E da gloria fu infamia, perché nel tifo è così: un attimo su, un instante dopo giù, e solo il tempo mitiga i dolori. Come i rigori. La sfiga delle squadre italiane, fino alla finale dei Mondiali del 2006 o degli Europei del 2021. Ma allora, negli anni ’80, i rigori per gli italiani erano una sfiga. Gambe molli di fronte a Bruce Grobbelaar, il portiere avversario, che si divertiva a fare il clown con gli attaccanti giallorossi, molleggiandosi sugli arti inferiori. I rigori finirono come ricorda la storia. E tu per anni hai ascoltato un tuo amico che ogni notte sognava che toccava a lui tirarli, che quella palla si fermava proprio sulla linea di porta, che le correva addosso, continuava a calciarla e lei non entrava.

Non è stata una rivincita

No, quella di ieri non è stata una rivincita di quella Coppa dei Campioni. (Leggi qui)
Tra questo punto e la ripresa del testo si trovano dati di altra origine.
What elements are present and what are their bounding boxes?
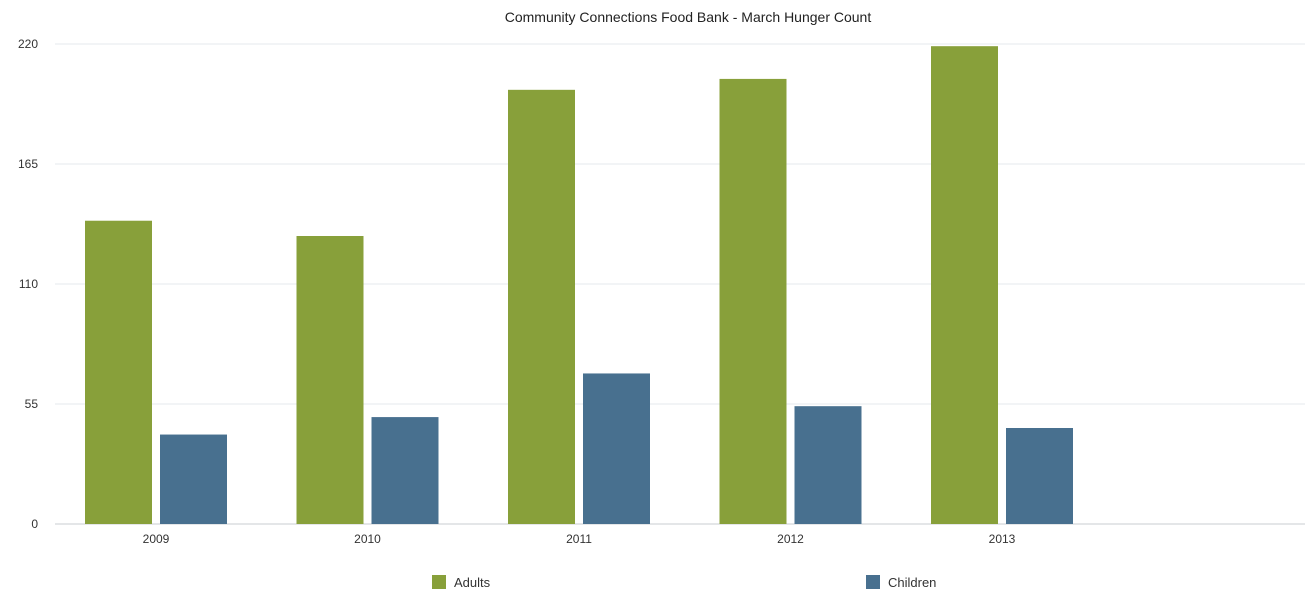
grid-lines: [55, 43, 1305, 525]
bar-adults-2009[interactable]: [85, 220, 152, 524]
x-tick-label: 2013: [989, 532, 1016, 546]
legend-label-children[interactable]: Children: [888, 575, 936, 590]
x-axis: 2009 2010 2011 2012 2013: [143, 532, 1016, 546]
y-tick-label: 0: [31, 517, 38, 531]
bar-adults-2013[interactable]: [931, 46, 998, 524]
x-tick-label: 2011: [566, 532, 592, 546]
chart-title: Community Connections Food Bank - March …: [505, 9, 872, 25]
legend-label-adults[interactable]: Adults: [454, 575, 491, 590]
x-tick-label: 2010: [354, 532, 381, 546]
legend-swatch-children[interactable]: [866, 575, 880, 589]
y-tick-label: 165: [18, 157, 38, 171]
bar-adults-2010[interactable]: [296, 236, 364, 524]
bar-children-2013[interactable]: [1006, 428, 1073, 524]
bar-adults-2012[interactable]: [719, 78, 787, 524]
bar-children-2009[interactable]: [160, 434, 227, 524]
bar-children-2012[interactable]: [794, 406, 862, 524]
x-tick-label: 2012: [777, 532, 804, 546]
legend-swatch-adults[interactable]: [432, 575, 446, 589]
y-tick-label: 220: [18, 37, 38, 51]
bar-children-2010[interactable]: [371, 417, 439, 524]
x-tick-label: 2009: [143, 532, 170, 546]
bar-children-2011[interactable]: [583, 373, 650, 524]
y-tick-label: 110: [19, 277, 38, 291]
legend: Adults Children: [432, 575, 936, 590]
y-tick-label: 55: [25, 397, 39, 411]
y-axis: 0 55 110 165 220: [18, 37, 38, 531]
bar-adults-2011[interactable]: [508, 89, 575, 525]
bars: [85, 46, 1073, 525]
Tanta acqua è passata sotto i ponti: quei ragazzi di 16 anni oggi hanno i capelli bianchi (quelli rimasti)e le emozioni si vivono in maniera diversa; la Coppa dei Campioni, la Coppa delle Coppe, non esistono più. Non esiste più il mercoledì di coppa europea, ormai si gioca tutti i giorni e non ci si capisce più nulla. Non ci sono più gli scontri diretti dall’inizio alla fine, ora si comincia con i gironi. E nascono nuove coppe. E tu, all’inizio della stagione ti domandi pure: “Conference Cup? Ma che è?“, perché non sei più il tifoso dei 16 anni, e quel ragazzo di 16 ora ti guarda dall’alto in basso.

Non è una rivincita. È una vittoria. Bella, sofferta. È la nostra prima coppa europea. Ora le altre tifoserie sfotteranno, diranno “vabbé, ma che coppa è? La coppa del nonno? A’ coppetta?“.

Il mitico Mou

(Foto: A.S. Roma)

Ma ognuno gioca nella competizione in cui si trova, e i veri campioni non le snobbano mai. I veri campioni si impegnano, sempre, fino alla fine. E in questo è grande José Mourinho, nel riportare in Italia una coppa europea 12 anni dopo l’ultima, che sempre lui aveva portato: è grande nel rendere campioni dentro, prima che fuori, nel farli impegnare sempre, nel farli credere fino alla fine.

Valori che valgono nella vita: credere sempre ai propri sogni, crederci fino in fondo, andare avanti, non mollare mai. Ora possiamo festeggiare, 37 anni dopo quel 30 maggio 1984.

Non è una rivincita, è una vittoria a sé. Ed è bella.

P.S.: scusate, un inciso. È un pensiero per Francesco Totti. Ha vinto lo Scudetto, ha vinto un Mondiale, ma una coppa europea mai, in tanti anni di carriera. Capita. Ma anche lui, ci ha creduto sempre, fino alla fine.